A critic undoes what the artist does - a constant undoing and doing. An unbuilding and building. It's art. Then the process is flipped and turned back on itself. The artist tears down the ugliness erected by the critic through the production of greater beauty. Deconstruction through construction. Disassembly through assembly. Then the process is flipped and turned back on itself again becoming part of an ever growing process. Relentless. Unstoppable. It's art.
There's a pale yellow sun casting cool shadows from the autumn trees across our table. Your fingertips rest on your Rook. A slight breeze picks up, depositing crispy orange and red leaves at our feet, and then, a move. "Rook plays to Queen's eighth," you say, unsteadily, looking a little queasy. I bury my chin in my scarf, considering my next. You could take me inside of five moves - but you won't because you play a terrible end game. Instead we'll trip through an awful, bloated middle until you make enough mistakes and ultimately concede. We've played this game before.
Abruptly, you ask: "What makes art?"
Still mulling over my options, I offer a chilly laugh. "What?" This word hangs in a cloud of vapour between us. "That's a little out of the blue isn't it? Besides, what do you mean, exactly? What or who makes art?
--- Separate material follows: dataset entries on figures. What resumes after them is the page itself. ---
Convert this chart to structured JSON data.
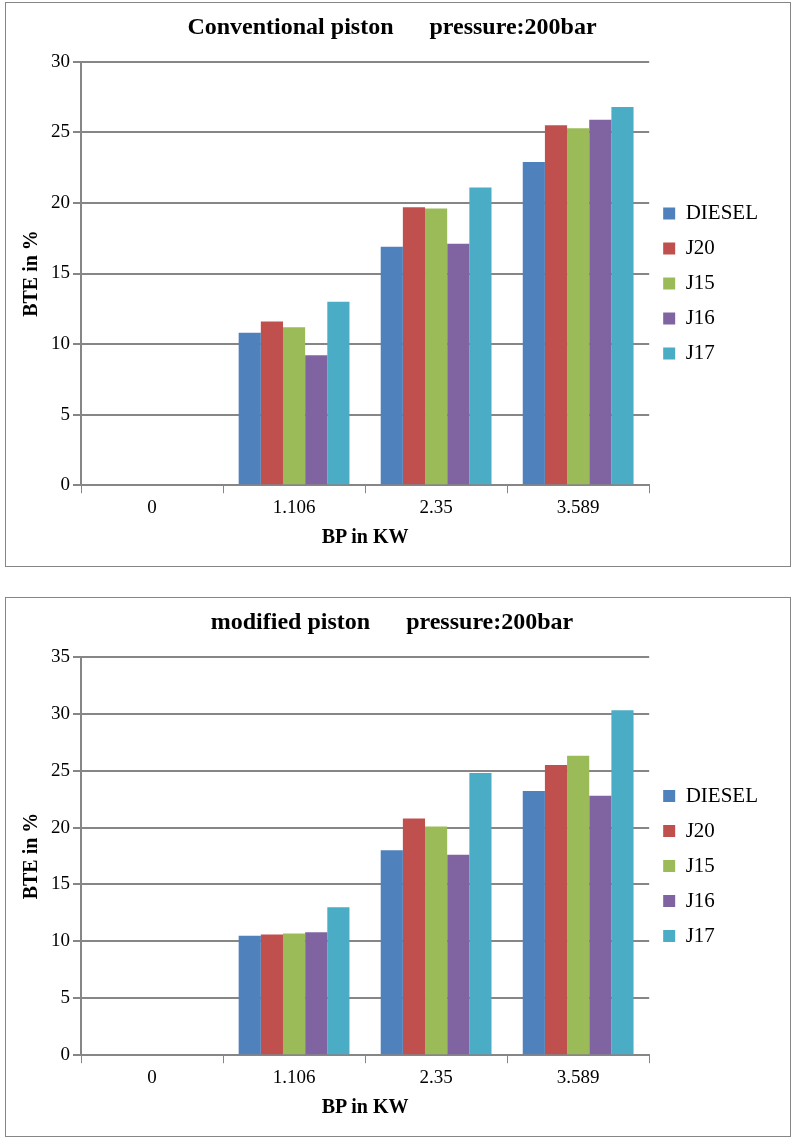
{
  "chart_data": [
    {
      "type": "bar",
      "title": "Conventional piston      pressure:200bar",
      "xlabel": "BP in KW",
      "ylabel": "BTE in %",
      "categories": [
        "0",
        "1.106",
        "2.35",
        "3.589"
      ],
      "series": [
        {
          "name": "DIESEL",
          "color": "#4f81bd",
          "values": [
            0,
            10.8,
            16.9,
            22.9
          ]
        },
        {
          "name": "J20",
          "color": "#c0504d",
          "values": [
            0,
            11.6,
            19.7,
            25.5
          ]
        },
        {
          "name": "J15",
          "color": "#9bbb59",
          "values": [
            0,
            11.2,
            19.6,
            25.3
          ]
        },
        {
          "name": "J16",
          "color": "#8064a2",
          "values": [
            0,
            9.2,
            17.1,
            25.9
          ]
        },
        {
          "name": "J17",
          "color": "#4bacc6",
          "values": [
            0,
            13.0,
            21.1,
            26.8
          ]
        }
      ],
      "ylim": [
        0,
        30
      ],
      "yticks": [
        0,
        5,
        10,
        15,
        20,
        25,
        30
      ],
      "grid": "y",
      "legend": "right"
    },
    {
      "type": "bar",
      "title": "modified piston      pressure:200bar",
      "xlabel": "BP in KW",
      "ylabel": "BTE in %",
      "categories": [
        "0",
        "1.106",
        "2.35",
        "3.589"
      ],
      "series": [
        {
          "name": "DIESEL",
          "color": "#4f81bd",
          "values": [
            0,
            10.5,
            18.0,
            23.2
          ]
        },
        {
          "name": "J20",
          "color": "#c0504d",
          "values": [
            0,
            10.6,
            20.8,
            25.5
          ]
        },
        {
          "name": "J15",
          "color": "#9bbb59",
          "values": [
            0,
            10.7,
            20.1,
            26.3
          ]
        },
        {
          "name": "J16",
          "color": "#8064a2",
          "values": [
            0,
            10.8,
            17.6,
            22.8
          ]
        },
        {
          "name": "J17",
          "color": "#4bacc6",
          "values": [
            0,
            13.0,
            24.8,
            30.3
          ]
        }
      ],
      "ylim": [
        0,
        35
      ],
      "yticks": [
        0,
        5,
        10,
        15,
        20,
        25,
        30,
        35
      ],
      "grid": "y",
      "legend": "right"
    }
  ]
}
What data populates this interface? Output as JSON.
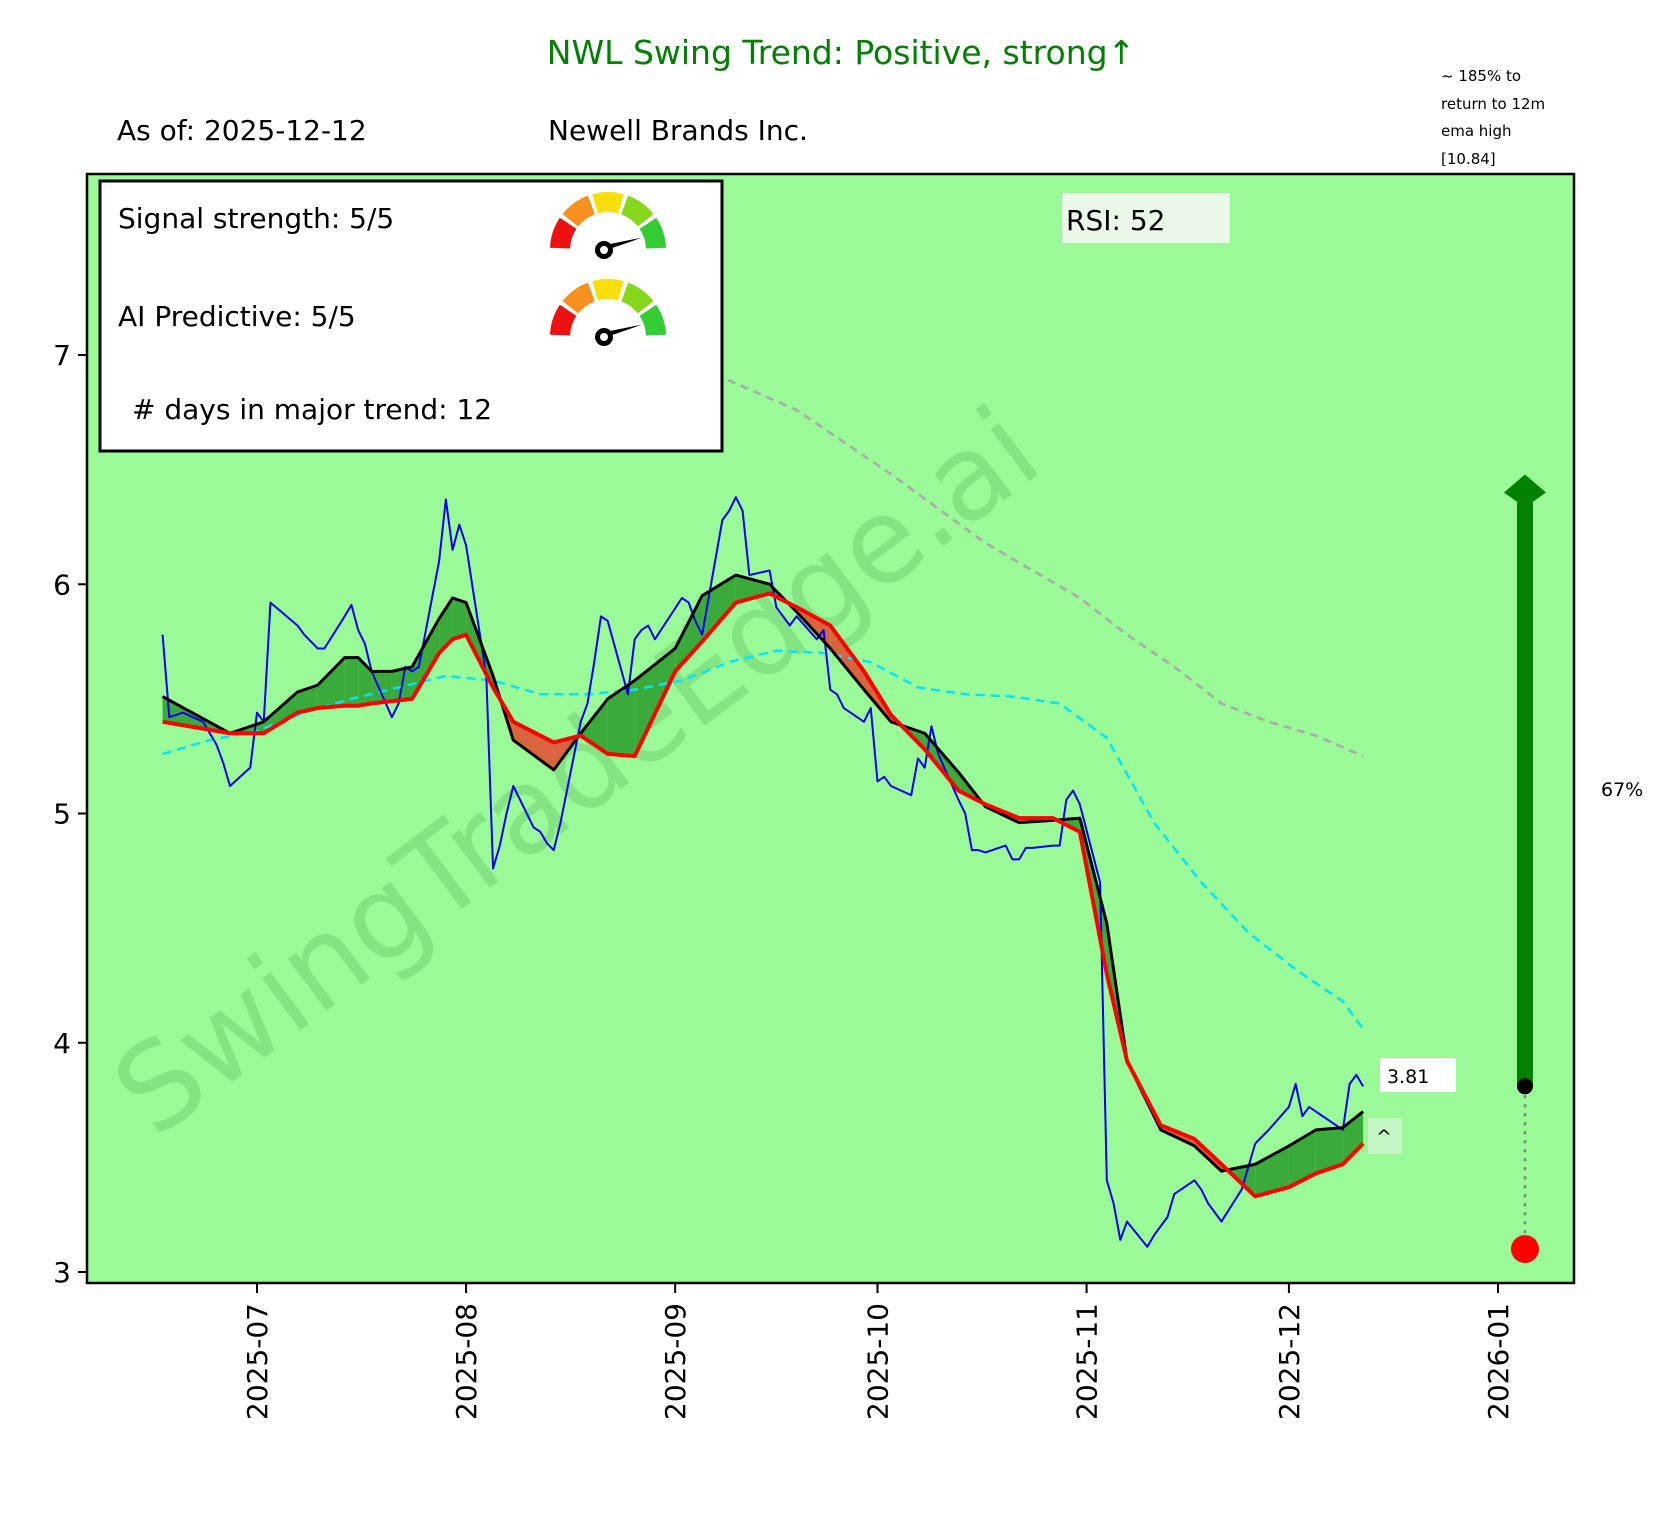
{
  "header": {
    "title": "NWL  Swing Trend: Positive, strong↑",
    "subtitle_date": "As of: 2025-12-12",
    "subtitle_company": "Newell Brands Inc.",
    "ema_note": [
      "~ 185% to",
      "return to 12m",
      "ema high",
      "[10.84]"
    ]
  },
  "info_box": {
    "signal_strength": "Signal strength: 5/5",
    "signal_strength_value": 5,
    "ai_predictive": "AI Predictive: 5/5",
    "ai_predictive_value": 5,
    "days_in_trend": "# days in major trend: 12"
  },
  "rsi_label": "RSI:  52",
  "watermark": "SwingTradeEdge.ai",
  "price_label": "3.81",
  "caret_label": "^",
  "target_pct_label": "67%",
  "colors": {
    "background": "#9afa98",
    "title": "#008000",
    "price": "#0000ee",
    "fast": "#000000",
    "slow": "#ff0000",
    "cyan": "#00e5ff",
    "gray": "#a9a9a9",
    "fill_up": "#3aaa3a",
    "fill_down": "#d9653f",
    "arrow": "#008000"
  },
  "chart_data": {
    "type": "line",
    "title": "NWL  Swing Trend: Positive, strong↑",
    "xlabel": "",
    "ylabel": "",
    "ylim": [
      2.9,
      7.8
    ],
    "yticks": [
      3,
      4,
      5,
      6,
      7
    ],
    "xticks": [
      "2025-07",
      "2025-08",
      "2025-09",
      "2025-10",
      "2025-11",
      "2025-12",
      "2026-01"
    ],
    "x_range": [
      "2025-06-13",
      "2026-01-15"
    ],
    "grid": false,
    "series": [
      {
        "name": "price",
        "style": "blue-solid",
        "x": [
          "2025-06-17",
          "2025-06-18",
          "2025-06-20",
          "2025-06-23",
          "2025-06-25",
          "2025-06-26",
          "2025-06-27",
          "2025-06-30",
          "2025-07-01",
          "2025-07-02",
          "2025-07-03",
          "2025-07-07",
          "2025-07-08",
          "2025-07-10",
          "2025-07-11",
          "2025-07-14",
          "2025-07-15",
          "2025-07-16",
          "2025-07-17",
          "2025-07-18",
          "2025-07-21",
          "2025-07-22",
          "2025-07-23",
          "2025-07-24",
          "2025-07-25",
          "2025-07-28",
          "2025-07-29",
          "2025-07-30",
          "2025-07-31",
          "2025-08-01",
          "2025-08-04",
          "2025-08-05",
          "2025-08-06",
          "2025-08-07",
          "2025-08-08",
          "2025-08-11",
          "2025-08-12",
          "2025-08-13",
          "2025-08-14",
          "2025-08-15",
          "2025-08-18",
          "2025-08-19",
          "2025-08-20",
          "2025-08-21",
          "2025-08-22",
          "2025-08-25",
          "2025-08-26",
          "2025-08-27",
          "2025-08-28",
          "2025-08-29",
          "2025-09-02",
          "2025-09-03",
          "2025-09-04",
          "2025-09-05",
          "2025-09-08",
          "2025-09-09",
          "2025-09-10",
          "2025-09-11",
          "2025-09-12",
          "2025-09-15",
          "2025-09-16",
          "2025-09-17",
          "2025-09-18",
          "2025-09-19",
          "2025-09-22",
          "2025-09-23",
          "2025-09-24",
          "2025-09-25",
          "2025-09-26",
          "2025-09-29",
          "2025-09-30",
          "2025-10-01",
          "2025-10-02",
          "2025-10-03",
          "2025-10-06",
          "2025-10-07",
          "2025-10-08",
          "2025-10-09",
          "2025-10-10",
          "2025-10-13",
          "2025-10-14",
          "2025-10-15",
          "2025-10-16",
          "2025-10-17",
          "2025-10-20",
          "2025-10-21",
          "2025-10-22",
          "2025-10-23",
          "2025-10-24",
          "2025-10-27",
          "2025-10-28",
          "2025-10-29",
          "2025-10-30",
          "2025-10-31",
          "2025-11-03",
          "2025-11-04",
          "2025-11-05",
          "2025-11-06",
          "2025-11-07",
          "2025-11-10",
          "2025-11-11",
          "2025-11-12",
          "2025-11-13",
          "2025-11-14",
          "2025-11-17",
          "2025-11-18",
          "2025-11-19",
          "2025-11-20",
          "2025-11-21",
          "2025-11-24",
          "2025-11-25",
          "2025-11-26",
          "2025-11-28",
          "2025-12-01",
          "2025-12-02",
          "2025-12-03",
          "2025-12-04",
          "2025-12-05",
          "2025-12-08",
          "2025-12-09",
          "2025-12-10",
          "2025-12-11",
          "2025-12-12"
        ],
        "y": [
          5.78,
          5.42,
          5.44,
          5.4,
          5.3,
          5.22,
          5.12,
          5.2,
          5.44,
          5.4,
          5.92,
          5.82,
          5.78,
          5.72,
          5.72,
          5.86,
          5.91,
          5.8,
          5.74,
          5.62,
          5.42,
          5.48,
          5.64,
          5.62,
          5.64,
          6.1,
          6.37,
          6.15,
          6.26,
          6.17,
          5.6,
          4.76,
          4.86,
          5.0,
          5.12,
          4.94,
          4.92,
          4.87,
          4.84,
          4.96,
          5.4,
          5.48,
          5.66,
          5.86,
          5.84,
          5.52,
          5.76,
          5.8,
          5.82,
          5.76,
          5.94,
          5.92,
          5.84,
          5.78,
          6.28,
          6.32,
          6.38,
          6.32,
          6.04,
          6.06,
          5.9,
          5.86,
          5.82,
          5.86,
          5.76,
          5.8,
          5.54,
          5.52,
          5.46,
          5.4,
          5.46,
          5.14,
          5.16,
          5.12,
          5.08,
          5.24,
          5.2,
          5.38,
          5.26,
          5.06,
          5.0,
          4.84,
          4.84,
          4.83,
          4.86,
          4.8,
          4.8,
          4.85,
          4.85,
          4.86,
          4.86,
          5.06,
          5.1,
          5.04,
          4.7,
          3.4,
          3.3,
          3.14,
          3.22,
          3.11,
          3.16,
          3.2,
          3.24,
          3.34,
          3.4,
          3.36,
          3.3,
          3.26,
          3.22,
          3.36,
          3.46,
          3.56,
          3.62,
          3.72,
          3.82,
          3.68,
          3.72,
          3.7,
          3.64,
          3.62,
          3.82,
          3.86,
          3.81
        ]
      },
      {
        "name": "fast_ema",
        "style": "black-solid",
        "x": [
          "2025-06-17",
          "2025-06-27",
          "2025-07-02",
          "2025-07-07",
          "2025-07-10",
          "2025-07-14",
          "2025-07-16",
          "2025-07-18",
          "2025-07-21",
          "2025-07-24",
          "2025-07-28",
          "2025-07-30",
          "2025-08-01",
          "2025-08-05",
          "2025-08-08",
          "2025-08-14",
          "2025-08-18",
          "2025-08-22",
          "2025-08-26",
          "2025-09-01",
          "2025-09-05",
          "2025-09-10",
          "2025-09-15",
          "2025-09-19",
          "2025-09-24",
          "2025-09-29",
          "2025-10-03",
          "2025-10-08",
          "2025-10-13",
          "2025-10-17",
          "2025-10-22",
          "2025-10-27",
          "2025-10-31",
          "2025-11-04",
          "2025-11-07",
          "2025-11-12",
          "2025-11-17",
          "2025-11-21",
          "2025-11-26",
          "2025-12-01",
          "2025-12-05",
          "2025-12-09",
          "2025-12-12"
        ],
        "y": [
          5.51,
          5.35,
          5.4,
          5.53,
          5.56,
          5.68,
          5.68,
          5.62,
          5.62,
          5.64,
          5.85,
          5.94,
          5.92,
          5.6,
          5.32,
          5.19,
          5.35,
          5.5,
          5.58,
          5.72,
          5.95,
          6.04,
          6.0,
          5.88,
          5.72,
          5.54,
          5.4,
          5.35,
          5.18,
          5.03,
          4.96,
          4.97,
          4.98,
          4.52,
          3.92,
          3.62,
          3.55,
          3.44,
          3.47,
          3.55,
          3.62,
          3.63,
          3.7
        ]
      },
      {
        "name": "slow_ema",
        "style": "red-solid",
        "x": [
          "2025-06-17",
          "2025-06-27",
          "2025-07-02",
          "2025-07-07",
          "2025-07-10",
          "2025-07-14",
          "2025-07-16",
          "2025-07-18",
          "2025-07-21",
          "2025-07-24",
          "2025-07-28",
          "2025-07-30",
          "2025-08-01",
          "2025-08-05",
          "2025-08-08",
          "2025-08-14",
          "2025-08-18",
          "2025-08-22",
          "2025-08-26",
          "2025-09-01",
          "2025-09-05",
          "2025-09-10",
          "2025-09-15",
          "2025-09-19",
          "2025-09-24",
          "2025-09-29",
          "2025-10-03",
          "2025-10-08",
          "2025-10-13",
          "2025-10-17",
          "2025-10-22",
          "2025-10-27",
          "2025-10-31",
          "2025-11-04",
          "2025-11-07",
          "2025-11-12",
          "2025-11-17",
          "2025-11-21",
          "2025-11-26",
          "2025-12-01",
          "2025-12-05",
          "2025-12-09",
          "2025-12-12"
        ],
        "y": [
          5.4,
          5.35,
          5.35,
          5.44,
          5.46,
          5.47,
          5.47,
          5.48,
          5.49,
          5.5,
          5.7,
          5.76,
          5.78,
          5.55,
          5.4,
          5.31,
          5.34,
          5.26,
          5.25,
          5.62,
          5.75,
          5.92,
          5.96,
          5.9,
          5.82,
          5.62,
          5.43,
          5.28,
          5.1,
          5.04,
          4.98,
          4.98,
          4.92,
          4.3,
          3.92,
          3.64,
          3.58,
          3.47,
          3.33,
          3.37,
          3.43,
          3.47,
          3.56
        ]
      },
      {
        "name": "cyan_ma",
        "style": "cyan-dashed",
        "x": [
          "2025-06-17",
          "2025-06-24",
          "2025-07-01",
          "2025-07-08",
          "2025-07-15",
          "2025-07-22",
          "2025-07-29",
          "2025-08-05",
          "2025-08-12",
          "2025-08-19",
          "2025-08-26",
          "2025-09-02",
          "2025-09-09",
          "2025-09-16",
          "2025-09-23",
          "2025-09-30",
          "2025-10-07",
          "2025-10-14",
          "2025-10-21",
          "2025-10-28",
          "2025-11-04",
          "2025-11-11",
          "2025-11-18",
          "2025-11-25",
          "2025-12-02",
          "2025-12-09",
          "2025-12-12"
        ],
        "y": [
          5.26,
          5.32,
          5.36,
          5.44,
          5.5,
          5.55,
          5.6,
          5.58,
          5.52,
          5.52,
          5.54,
          5.58,
          5.66,
          5.71,
          5.7,
          5.66,
          5.55,
          5.52,
          5.51,
          5.48,
          5.33,
          4.96,
          4.7,
          4.48,
          4.32,
          4.18,
          4.06
        ]
      },
      {
        "name": "gray_ma",
        "style": "gray-dashed",
        "x": [
          "2025-09-05",
          "2025-09-12",
          "2025-09-19",
          "2025-09-26",
          "2025-10-03",
          "2025-10-10",
          "2025-10-17",
          "2025-10-24",
          "2025-10-31",
          "2025-11-07",
          "2025-11-14",
          "2025-11-21",
          "2025-11-28",
          "2025-12-05",
          "2025-12-12"
        ],
        "y": [
          6.94,
          6.85,
          6.76,
          6.62,
          6.48,
          6.33,
          6.18,
          6.06,
          5.94,
          5.78,
          5.64,
          5.48,
          5.4,
          5.34,
          5.25
        ]
      }
    ],
    "annotations": [
      {
        "type": "target_arrow",
        "x": "2026-01-05",
        "from": 3.81,
        "to": 6.4,
        "label": "67%"
      },
      {
        "type": "stop_marker",
        "x": "2026-01-05",
        "from": 3.81,
        "to": 3.1
      },
      {
        "type": "last_price",
        "value": 3.81,
        "label": "3.81"
      }
    ]
  }
}
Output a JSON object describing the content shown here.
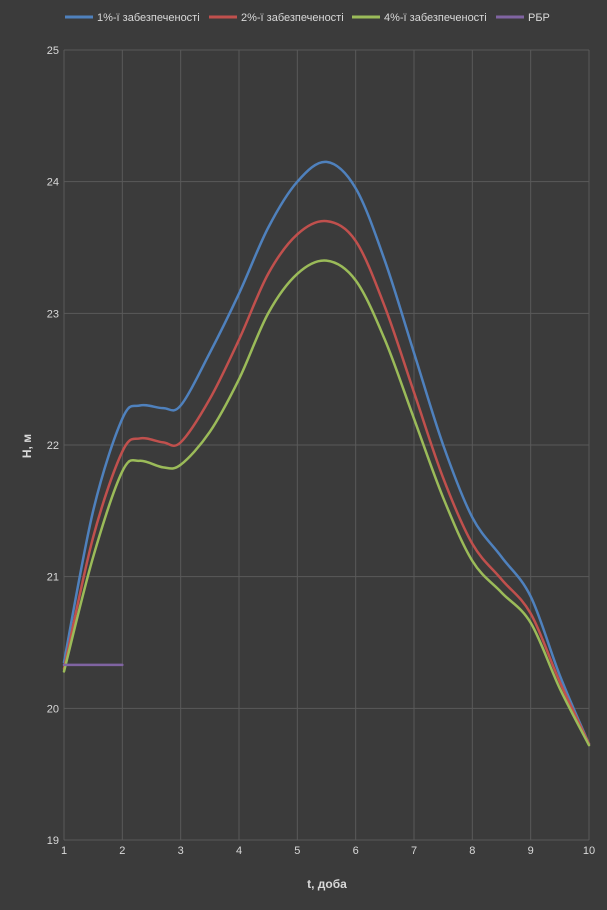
{
  "chart_data": {
    "type": "line",
    "title": "",
    "xlabel": "t, доба",
    "ylabel": "H, м",
    "xlim": [
      1,
      10
    ],
    "ylim": [
      19,
      25
    ],
    "x_ticks": [
      "1",
      "2",
      "3",
      "4",
      "5",
      "6",
      "7",
      "8",
      "9",
      "10"
    ],
    "y_ticks": [
      "19",
      "20",
      "21",
      "22",
      "23",
      "24",
      "25"
    ],
    "grid": true,
    "legend_position": "top",
    "series": [
      {
        "name": "1%-ї забезпеченості",
        "color": "#4f81bd",
        "points": [
          [
            1,
            20.35
          ],
          [
            1.5,
            21.5
          ],
          [
            2,
            22.2
          ],
          [
            2.3,
            22.3
          ],
          [
            2.7,
            22.28
          ],
          [
            3,
            22.3
          ],
          [
            3.5,
            22.7
          ],
          [
            4,
            23.15
          ],
          [
            4.5,
            23.65
          ],
          [
            5,
            24.0
          ],
          [
            5.5,
            24.15
          ],
          [
            6,
            23.95
          ],
          [
            6.5,
            23.4
          ],
          [
            7,
            22.7
          ],
          [
            7.5,
            22.0
          ],
          [
            8,
            21.45
          ],
          [
            8.5,
            21.15
          ],
          [
            9,
            20.85
          ],
          [
            9.5,
            20.25
          ],
          [
            10,
            19.73
          ]
        ]
      },
      {
        "name": "2%-ї забезпеченості",
        "color": "#c0504d",
        "points": [
          [
            1,
            20.3
          ],
          [
            1.5,
            21.3
          ],
          [
            2,
            21.95
          ],
          [
            2.3,
            22.05
          ],
          [
            2.7,
            22.02
          ],
          [
            3,
            22.02
          ],
          [
            3.5,
            22.35
          ],
          [
            4,
            22.8
          ],
          [
            4.5,
            23.3
          ],
          [
            5,
            23.6
          ],
          [
            5.5,
            23.7
          ],
          [
            6,
            23.55
          ],
          [
            6.5,
            23.05
          ],
          [
            7,
            22.4
          ],
          [
            7.5,
            21.75
          ],
          [
            8,
            21.25
          ],
          [
            8.5,
            20.98
          ],
          [
            9,
            20.72
          ],
          [
            9.5,
            20.2
          ],
          [
            10,
            19.73
          ]
        ]
      },
      {
        "name": "4%-ї забезпеченості",
        "color": "#9bbb59",
        "points": [
          [
            1,
            20.28
          ],
          [
            1.5,
            21.15
          ],
          [
            2,
            21.8
          ],
          [
            2.3,
            21.88
          ],
          [
            2.7,
            21.83
          ],
          [
            3,
            21.85
          ],
          [
            3.5,
            22.1
          ],
          [
            4,
            22.5
          ],
          [
            4.5,
            23.0
          ],
          [
            5,
            23.3
          ],
          [
            5.5,
            23.4
          ],
          [
            6,
            23.25
          ],
          [
            6.5,
            22.8
          ],
          [
            7,
            22.2
          ],
          [
            7.5,
            21.6
          ],
          [
            8,
            21.12
          ],
          [
            8.5,
            20.88
          ],
          [
            9,
            20.65
          ],
          [
            9.5,
            20.15
          ],
          [
            10,
            19.72
          ]
        ]
      },
      {
        "name": "РБР",
        "color": "#8064a2",
        "points": [
          [
            1,
            20.33
          ],
          [
            2,
            20.33
          ]
        ]
      }
    ]
  }
}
What is art?" I'm toying with the idea of bringing my Queen into the action - always makes you a little nervous.
"Yeah, I mean, what makes you appreciate a piece of art? What makes it art in the first place? Take, for instance this table we're sitting at - is it art? Its surface has been carved, after all."
"No," I say, "with the right funds, I could hire a craftsman from the directory to make this table." There's a growl, a yelp - to our left, a dog chases its tail. "Bishop to Knight three." I slide my piece over a couple squares.
"That's a peculiar move."
"It's all part of the plan," I remind you, taking note of your scepticism.
"So, are you saying that craftsmen can't make art?"
The breeze kicks up again, and we both bury ourselves deeper inside our coats, hands digging deep into pockets. "No, that's not what I'm saying. In fact, sure, this table can be art, but I don't have to appreciate it."
"Knight moves to Rook's seventh for check," you say.
Obviously you're keeping your eye on the ball. I immediately return fire with: "Queen takes Knight."
You're unfazed by my shameless display of firepower. "So what makes you appreciate," you pause to shiver, vigourously rubbing your hands together, "what makes you appreciate a certain piece of art, then?" Our eyes meet. My stomach drops. "Rook plays to King’s eighth." You've got me - we both know it.
A cold gust of wind brings a handful of leaves onto our table, and neither of us moves to clear them away. "I guess I can appreciate a piece of art when I know that I could not replicate it myself or hire some guy out of the directory to do it for me. Those splatter paintings or blank canvases with the single dots or stripes? They can be art, I suppose, but are certainly not very impressive. A van Gogh or Degas, on the other hand? Sure, now they're impressive." I flick over my King to make my concession official. "The same way a game of chess between two amateurs is a lot less impressive than a game between two masters - the amateurs fail to impress because anybody could play such a game, the masters, nobody."
There's a secret weapon rarely talked about in the civilised world of chess: the art of distraction. When played right, a good distraction is virtually imperceptible. When played wrong it appears crude, lumbering. Standing, we button our coats and I extend my hand. "Well played, friend," I tell you. Your grip is confident and sure now - the colour's returned to your face. "Well played, indeed."